本文目的

在介绍estimator分布式的时候，官方文档由于版本更新导致与接口不一致。具体是：在estimator分布式当中，使用dataset作为数据输入，在1.12版本中，数据训练只是dataset的数据，就是所有设备加起来，跑一遍数据。

而在2.0版本中，训练数据是dataset的数据乘以分

布式的设备数。也就是说，在每个设备当中都会完整地跑一遍dataset的所有数据。

1.12版本读取

1. 在主线程当中创建图

下面这段代码中，在client中调用了input function，得到迭代器。

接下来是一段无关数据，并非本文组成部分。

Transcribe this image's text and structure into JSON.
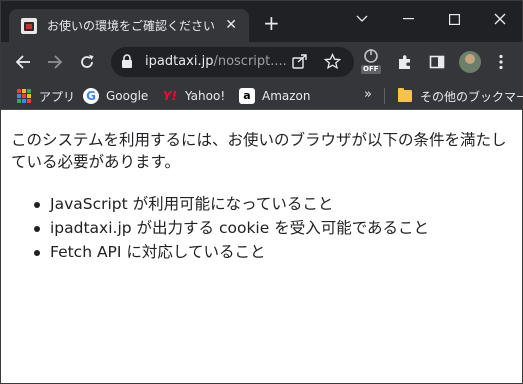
{
  "tab": {
    "title": "お使いの環境をご確認ください",
    "close_glyph": "✕",
    "new_tab_glyph": "+"
  },
  "window_controls": {
    "dropdown_glyph": "⌄",
    "minimize_glyph": "—",
    "maximize_glyph": "☐",
    "close_glyph": "✕"
  },
  "omnibox": {
    "host": "ipadtaxi.jp",
    "path": "/noscript...."
  },
  "extension_badge": "OFF",
  "bookmarks": {
    "items": [
      {
        "label": "アプリ",
        "icon": "apps-grid-icon"
      },
      {
        "label": "Google",
        "icon": "google-icon"
      },
      {
        "label": "Yahoo!",
        "icon": "yahoo-icon"
      },
      {
        "label": "Amazon",
        "icon": "amazon-icon"
      }
    ],
    "overflow_glyph": "»",
    "other_folder": "その他のブックマーク"
  },
  "page": {
    "intro": "このシステムを利用するには、お使いのブラウザが以下の条件を満たしている必要があります。",
    "requirements": [
      "JavaScript が利用可能になっていること",
      "ipadtaxi.jp が出力する cookie を受入可能であること",
      "Fetch API に対応していること"
    ]
  },
  "colors": {
    "titlebar": "#202124",
    "toolbar": "#35363a",
    "text_light": "#e8eaed",
    "apps_grid": [
      "#ea4335",
      "#fbbc04",
      "#34a853",
      "#4285f4",
      "#ea4335",
      "#fbbc04",
      "#34a853",
      "#4285f4",
      "#ea4335"
    ]
  }
}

这是属于estimator distribute train调用的代码

with ops.Graph().as_default() as g:

      # We want to create the iterations variable outside the distribution scope

      # as that is just stored on the host and mainly used to drive the loop

      # and doesn't need to be a Mirrored/Device variable.

      if is_tpu_strategy:

        steps_per_run_variable = training.get_or_create_steps_per_run_variable()

      with self._train_distribution.scope():

        random_seed.set_random_seed(self._config.tf_random_seed)

        iterator, input_hooks = self._get_iterator_from_input_fn(

            input_fn, model_fn_lib.ModeKeys.TRAIN, self._train_distribution)

_get_iterator_from_input_fn * 这个函数会生成迭代器供后续训练读取数据。

  def _get_iterator_from_input_fn(self, input_fn, mode, distribution=None):

    if distribution is not None:

      result = distribution.distribute_dataset(

          lambda: self._call_input_fn(input_fn, mode))

    else:

      result = self._call_input_fn(input_fn, mode)

    iterator = result.make_initializable_iterator()

    input_hooks = [estimator_util._DatasetInitializerHook(iterator)]  # pylint: disable=protected-access

    return iterator, input_hooks

这里会调用distribute_dataset生成dataset。

再点进去看以后可看到会创建这样一个PerDeviceDataset

class PerDeviceDataset(object):

  """Like `tf.data.Dataset` split devices, producing `PerDevice` data."""

  def __init__(self, dataset, devices, prefetch_on_device=None):

    self._devices = devices

    # Default to using prefetching in graph mode, unless specified.

    # TODO(priyag): Enable prefetching in eager mode.

    self._prefetch_on_device = prefetch_on_device

    if self._prefetch_on_device is None:

      self._prefetch_on_device = not context.executing_eagerly()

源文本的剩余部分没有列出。